Nachtrodeln

(verfasst von florian am Mo 9. Jan. 2006)

Kaum eine sportliche Aktivität ist mit so viel Spaß verbunden!

Das Rodeln erfreut sich im Alpenland schon über Generationen hinweg großer Beliebtheit! Tausende von Kindern und Junggebliebene vergnügen sich jährlich auf Tirols Rodelbahnen. Nicht nur untertags, sondern vor Allem auch am Abend nützen viele die Gelegenheit, um mit der Familie oder mit Freunden eine Rodelpartie in Angriff zu nehmen. Denn durch die Beleuchtung vieler Bahnen, kann man sich auch erst bei eingebrochener Dunkelheit gemütlich auf den Weg machen, und bis in die späten Abendstunden rodeln. So kommen auch Leute, die untertags keine Zeit haben, abends zu ihrem sportlichen Vergnügen. Allerdings muss man auch sagen, dass viele der Rodelbahnen ohne Beleuchtung durchaus auch am Abend „berodelbar“ sind; eine klare Nacht und eine Stirnlampe lassen die fehlende Beleuchtung fast vergessen.

Was die Ausrüstung betrifft, sei zu sagen, dass auf allen Rodelbahnen hohes, festes Schuhwerk sowohl für den Anstieg als auch für die Abfahrt von Vorteil ist. Ebenso rate ich allen, deren Schihose keinen verstellbaren Bund um den Fußknöchel hat, die Mitnahme von Gamaschen. Weiters empfehle ich auch den Gebrauch einer Schibrille und für besonders kälteempfindliche Leute auch die Mitnahme einer Schneemaske, denn man bekommt bei einer zügigen Talfahrt mit der Rodel mehr Schnee ins Gesicht als man denkt! Was Kinder angeht, wird das Tragen von Helmen immer populärer. Kein Wunder, wenn man sieht wie furchtlos und schnell die Kleinen allein rodeln. Ich glaube, dass Eltern ihre Rodelpartei wesentlich besser genießen können, wenn sie wissen, dass ihre Kinder durch einen Helm geschützt sind.
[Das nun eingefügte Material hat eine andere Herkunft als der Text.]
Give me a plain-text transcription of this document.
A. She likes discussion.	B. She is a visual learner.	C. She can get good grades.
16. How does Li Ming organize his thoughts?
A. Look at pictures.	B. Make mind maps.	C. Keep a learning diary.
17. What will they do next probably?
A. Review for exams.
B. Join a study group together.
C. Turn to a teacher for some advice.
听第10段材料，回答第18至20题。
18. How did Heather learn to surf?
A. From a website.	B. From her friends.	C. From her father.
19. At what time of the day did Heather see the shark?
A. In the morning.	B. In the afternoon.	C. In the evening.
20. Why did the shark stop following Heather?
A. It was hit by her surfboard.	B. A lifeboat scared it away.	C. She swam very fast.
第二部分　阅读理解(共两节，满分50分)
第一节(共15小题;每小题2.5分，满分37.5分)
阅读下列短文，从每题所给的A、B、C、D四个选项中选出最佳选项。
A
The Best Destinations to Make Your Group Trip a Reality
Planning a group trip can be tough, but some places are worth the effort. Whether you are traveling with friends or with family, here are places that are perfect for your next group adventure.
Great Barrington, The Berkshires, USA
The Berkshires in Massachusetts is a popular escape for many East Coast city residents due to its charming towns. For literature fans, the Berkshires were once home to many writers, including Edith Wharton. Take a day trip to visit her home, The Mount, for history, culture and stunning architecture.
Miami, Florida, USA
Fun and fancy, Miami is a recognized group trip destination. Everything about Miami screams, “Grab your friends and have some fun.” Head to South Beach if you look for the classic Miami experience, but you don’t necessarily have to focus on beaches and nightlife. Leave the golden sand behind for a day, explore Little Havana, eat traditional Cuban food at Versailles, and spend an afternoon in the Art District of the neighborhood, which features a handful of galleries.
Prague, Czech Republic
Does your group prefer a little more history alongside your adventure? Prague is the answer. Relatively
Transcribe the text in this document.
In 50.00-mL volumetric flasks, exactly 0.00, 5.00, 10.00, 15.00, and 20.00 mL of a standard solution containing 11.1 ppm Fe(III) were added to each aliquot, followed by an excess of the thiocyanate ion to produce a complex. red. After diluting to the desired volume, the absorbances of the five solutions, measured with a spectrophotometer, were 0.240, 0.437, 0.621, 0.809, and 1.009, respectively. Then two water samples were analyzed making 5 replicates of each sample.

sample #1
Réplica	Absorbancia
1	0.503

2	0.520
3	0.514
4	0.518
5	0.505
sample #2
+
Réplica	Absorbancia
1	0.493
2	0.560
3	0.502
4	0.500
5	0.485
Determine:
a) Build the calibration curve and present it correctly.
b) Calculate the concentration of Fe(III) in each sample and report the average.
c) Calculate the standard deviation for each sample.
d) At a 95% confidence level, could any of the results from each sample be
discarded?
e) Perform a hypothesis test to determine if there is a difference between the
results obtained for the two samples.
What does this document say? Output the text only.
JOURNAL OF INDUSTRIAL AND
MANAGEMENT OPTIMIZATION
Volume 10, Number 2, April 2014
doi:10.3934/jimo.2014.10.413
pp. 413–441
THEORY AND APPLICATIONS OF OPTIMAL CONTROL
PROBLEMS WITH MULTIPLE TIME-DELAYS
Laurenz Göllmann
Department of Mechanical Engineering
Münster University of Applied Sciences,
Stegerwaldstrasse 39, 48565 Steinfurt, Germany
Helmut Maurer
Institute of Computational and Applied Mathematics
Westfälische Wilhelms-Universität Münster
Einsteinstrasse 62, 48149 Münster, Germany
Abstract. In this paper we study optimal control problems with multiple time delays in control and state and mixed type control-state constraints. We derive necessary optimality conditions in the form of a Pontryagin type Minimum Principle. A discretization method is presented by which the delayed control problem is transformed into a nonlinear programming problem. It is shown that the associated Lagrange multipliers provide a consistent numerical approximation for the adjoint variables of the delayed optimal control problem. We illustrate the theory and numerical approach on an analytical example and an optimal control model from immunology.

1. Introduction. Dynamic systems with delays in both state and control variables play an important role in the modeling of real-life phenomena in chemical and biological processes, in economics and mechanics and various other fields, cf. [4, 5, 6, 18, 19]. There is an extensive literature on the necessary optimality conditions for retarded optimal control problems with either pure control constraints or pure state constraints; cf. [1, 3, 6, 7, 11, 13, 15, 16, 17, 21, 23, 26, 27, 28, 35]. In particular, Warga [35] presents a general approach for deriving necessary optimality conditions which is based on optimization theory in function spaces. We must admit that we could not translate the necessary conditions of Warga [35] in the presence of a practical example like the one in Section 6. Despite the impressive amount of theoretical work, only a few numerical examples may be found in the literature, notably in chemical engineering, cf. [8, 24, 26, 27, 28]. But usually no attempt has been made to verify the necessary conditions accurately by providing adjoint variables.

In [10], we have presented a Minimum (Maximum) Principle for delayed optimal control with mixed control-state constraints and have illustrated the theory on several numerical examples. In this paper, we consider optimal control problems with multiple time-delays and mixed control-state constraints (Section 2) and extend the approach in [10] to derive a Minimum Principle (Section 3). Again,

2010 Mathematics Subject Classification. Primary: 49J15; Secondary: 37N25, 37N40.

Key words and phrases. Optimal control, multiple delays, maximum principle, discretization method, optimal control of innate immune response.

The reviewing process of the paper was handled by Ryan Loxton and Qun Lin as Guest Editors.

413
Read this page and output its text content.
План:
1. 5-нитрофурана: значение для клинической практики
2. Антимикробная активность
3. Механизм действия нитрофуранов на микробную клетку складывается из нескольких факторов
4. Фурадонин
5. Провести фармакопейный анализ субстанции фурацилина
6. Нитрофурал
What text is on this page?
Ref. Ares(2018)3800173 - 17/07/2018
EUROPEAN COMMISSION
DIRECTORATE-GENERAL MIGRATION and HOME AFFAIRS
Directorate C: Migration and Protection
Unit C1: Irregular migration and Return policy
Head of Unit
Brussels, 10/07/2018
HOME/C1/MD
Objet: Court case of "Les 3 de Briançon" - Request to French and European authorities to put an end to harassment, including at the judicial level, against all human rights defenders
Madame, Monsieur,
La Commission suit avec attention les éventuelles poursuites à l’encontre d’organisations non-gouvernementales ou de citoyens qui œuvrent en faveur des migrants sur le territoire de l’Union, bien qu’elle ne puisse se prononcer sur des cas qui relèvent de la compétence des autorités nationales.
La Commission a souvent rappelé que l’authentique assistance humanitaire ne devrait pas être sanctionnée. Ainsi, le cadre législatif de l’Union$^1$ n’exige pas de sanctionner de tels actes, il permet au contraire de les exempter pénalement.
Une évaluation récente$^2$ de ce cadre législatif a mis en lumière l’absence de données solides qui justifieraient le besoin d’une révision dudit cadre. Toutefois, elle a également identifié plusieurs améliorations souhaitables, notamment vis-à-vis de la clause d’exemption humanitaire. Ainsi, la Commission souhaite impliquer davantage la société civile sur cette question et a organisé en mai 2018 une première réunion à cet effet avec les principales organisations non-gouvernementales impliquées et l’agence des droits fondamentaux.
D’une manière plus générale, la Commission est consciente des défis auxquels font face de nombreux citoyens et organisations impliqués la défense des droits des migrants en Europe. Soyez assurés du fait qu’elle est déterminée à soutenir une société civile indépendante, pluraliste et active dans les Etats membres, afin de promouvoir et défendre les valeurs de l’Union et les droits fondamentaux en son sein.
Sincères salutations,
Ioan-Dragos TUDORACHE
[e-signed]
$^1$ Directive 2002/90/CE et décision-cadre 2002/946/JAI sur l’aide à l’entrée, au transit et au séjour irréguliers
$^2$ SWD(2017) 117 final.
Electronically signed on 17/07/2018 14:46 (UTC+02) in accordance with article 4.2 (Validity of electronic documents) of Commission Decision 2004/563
Wichtig ist es, die Beschilderungen am Anfang der Bahnen genau zu beachten! Diese weisen nämlich zum Beispiel auf den Einsatz von Pistengeräten hin, denn viele Rodelbahnen laufen parallel zu oder sogar über Pisten und Abfahrten. Allerdings werden auch manche Bahnen, die sich von Schigebieten weit abgelegen befinden, von Pistengeräten oder Schneepflügen präpariert. Dies hat den großen Vorteil, dass die durch das Rodeln entstehenden, unangenehmen Höcker und Mulden zum Teil mehrmals täglich ausgebessert werden. Allerdings kann es deshalb passieren, dass einem bei der Abfahrt mit der Rodel, unerwartet ein Pistengerät entgegenkommt. Deshalb gilt es –wie bereits erwähnt-, die Beschilderung genau zu beachten, um mögliche, unangenehme Überraschungen zu vermeiden!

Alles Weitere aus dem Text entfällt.